EX-5.1 2 brhc10034978_ex5-1.htm EXHIBIT 5.1
Exhibit 5.1

 
One Financial Center
Boston, MA  02111
617 542 6000
mintz.com
 

March 11, 2022

Quantum-Si Incorporated
530 Old Whitfield Street
Guilford, CT 06437

Re:  Registration Statement on Form S-1

Ladies and Gentlemen:

We are acting as counsel for Quantum-Si Incorporated, a Delaware corporation (the “Company”), in connection with the Registration Statement on Form S-1 (the “462(b) Registration Statement”) pursuant to Rule 462(b) of the Securities Act of 1933, as amended (the “Act”), relating to the registration under the Act of  405,000 additional shares of Class A common stock, $0.0001 par value per share (“Class A Common Stock”) of the Company (the “Shares”). The 462(b) Registration Statement incorporates by reference the Company’s Registration Statement on Form S-1  (File No. 333-257676) (the “Prior Registration Statement”  and, together with the 462(b) Registration Statement, the “Registration Statements”), which was filed with the Securities and Exchange Commission (the “Commission”) on July 2, 2021, and declared effective on July 21, 2021, as amended by Post-Effective Amendment No. 1., filed with the Commission on March 1, 2022 and declared effective on March 3, 2022, including the prospectus which forms part of the Prior Registration Statement (the “Prospectus”). We understand that the Shares will be resold by a selling stockholder as described in the Prospectus and a prospectus supplement to be filed thereto.

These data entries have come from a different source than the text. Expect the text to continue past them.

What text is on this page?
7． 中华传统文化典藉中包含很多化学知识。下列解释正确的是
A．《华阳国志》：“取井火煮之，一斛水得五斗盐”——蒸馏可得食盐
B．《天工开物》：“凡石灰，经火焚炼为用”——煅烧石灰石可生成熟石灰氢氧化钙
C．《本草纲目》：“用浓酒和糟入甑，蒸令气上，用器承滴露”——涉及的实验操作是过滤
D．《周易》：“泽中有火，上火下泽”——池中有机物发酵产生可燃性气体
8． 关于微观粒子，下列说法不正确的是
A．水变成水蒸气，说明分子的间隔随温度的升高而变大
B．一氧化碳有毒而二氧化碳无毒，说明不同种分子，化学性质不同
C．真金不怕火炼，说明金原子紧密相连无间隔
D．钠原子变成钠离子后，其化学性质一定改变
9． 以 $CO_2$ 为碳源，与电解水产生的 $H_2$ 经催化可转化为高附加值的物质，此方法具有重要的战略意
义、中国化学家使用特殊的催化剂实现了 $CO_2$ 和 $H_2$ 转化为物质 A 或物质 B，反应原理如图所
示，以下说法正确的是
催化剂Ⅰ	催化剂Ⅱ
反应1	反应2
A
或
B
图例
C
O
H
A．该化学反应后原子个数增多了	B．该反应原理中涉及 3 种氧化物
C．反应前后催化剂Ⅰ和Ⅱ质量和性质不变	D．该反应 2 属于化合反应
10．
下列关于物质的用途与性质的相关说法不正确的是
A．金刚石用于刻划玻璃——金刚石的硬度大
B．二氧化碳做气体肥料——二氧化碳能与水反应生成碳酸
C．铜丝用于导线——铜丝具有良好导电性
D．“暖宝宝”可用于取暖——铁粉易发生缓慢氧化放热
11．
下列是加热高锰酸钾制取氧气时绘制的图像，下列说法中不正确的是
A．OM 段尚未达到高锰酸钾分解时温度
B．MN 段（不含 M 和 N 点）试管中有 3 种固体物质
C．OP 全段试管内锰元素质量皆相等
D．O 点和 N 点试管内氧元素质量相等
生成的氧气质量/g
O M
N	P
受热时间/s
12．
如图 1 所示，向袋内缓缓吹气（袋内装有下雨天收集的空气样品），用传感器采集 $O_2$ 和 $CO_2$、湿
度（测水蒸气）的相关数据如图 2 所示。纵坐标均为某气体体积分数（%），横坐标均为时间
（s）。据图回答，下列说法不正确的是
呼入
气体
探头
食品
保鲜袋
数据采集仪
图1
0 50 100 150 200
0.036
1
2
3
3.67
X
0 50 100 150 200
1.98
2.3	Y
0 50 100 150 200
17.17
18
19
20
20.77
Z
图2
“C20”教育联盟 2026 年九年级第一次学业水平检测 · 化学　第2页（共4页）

We have reviewed the Registration Statements, the Company’s amended and restated certificate of incorporation and amended and restated bylaws, each as currently in effect, and are familiar with such corporate proceedings and satisfied ourselves as to such other matters as we have considered relevant or necessary as a basis for the opinions expressed in this letter. In such review, we have assumed the accuracy and completeness of all agreements, documents, records, certificates and other materials submitted to us, the conformity with the originals of all such materials submitted to us as copies (whether or not certified and including facsimiles), the authenticity of the originals of such materials and all materials submitted to us as originals, the genuineness of all signatures and the legal capacity of all natural persons.

On the basis of the foregoing and the assumptions set forth below, and subject to the qualifications and limitations set forth herein, we are of the opinion that the Shares are validly issued, fully paid and nonassessable.

The opinions set forth in this letter are limited to the General Corporation Law of the State of Delaware  as in effect on the date hereof.

We hereby consent to the filing of this opinion letter as Exhibit 5.1 to the 462(b) Registration Statement and to the use of our name under the caption “Legal Matters” in the Prospectus.  In giving this consent, we do not thereby admit that we are within the category of persons whose consent is required under Section 7 of the Act or the rules and regulations of the Commission promulgated thereunder.
 


BOSTON       LONDON       LOS ANGELES       NEW YORK       SAN DIEGO       SAN FRANCISCO      WASHINGTON

MINTZ, LEVIN, COHN, FERRIS, GLOVSKY AND POPEO, P.C.

MINTZ
 
March 11, 2022
Page 2


 
Very truly yours,
   
 
/s/ Mintz, Levin, Cohn, Ferris, Glovsky and Popeo, P.C.
   
 
Mintz, Levin, Cohn, Ferris, Glovsky and Popeo, P.C.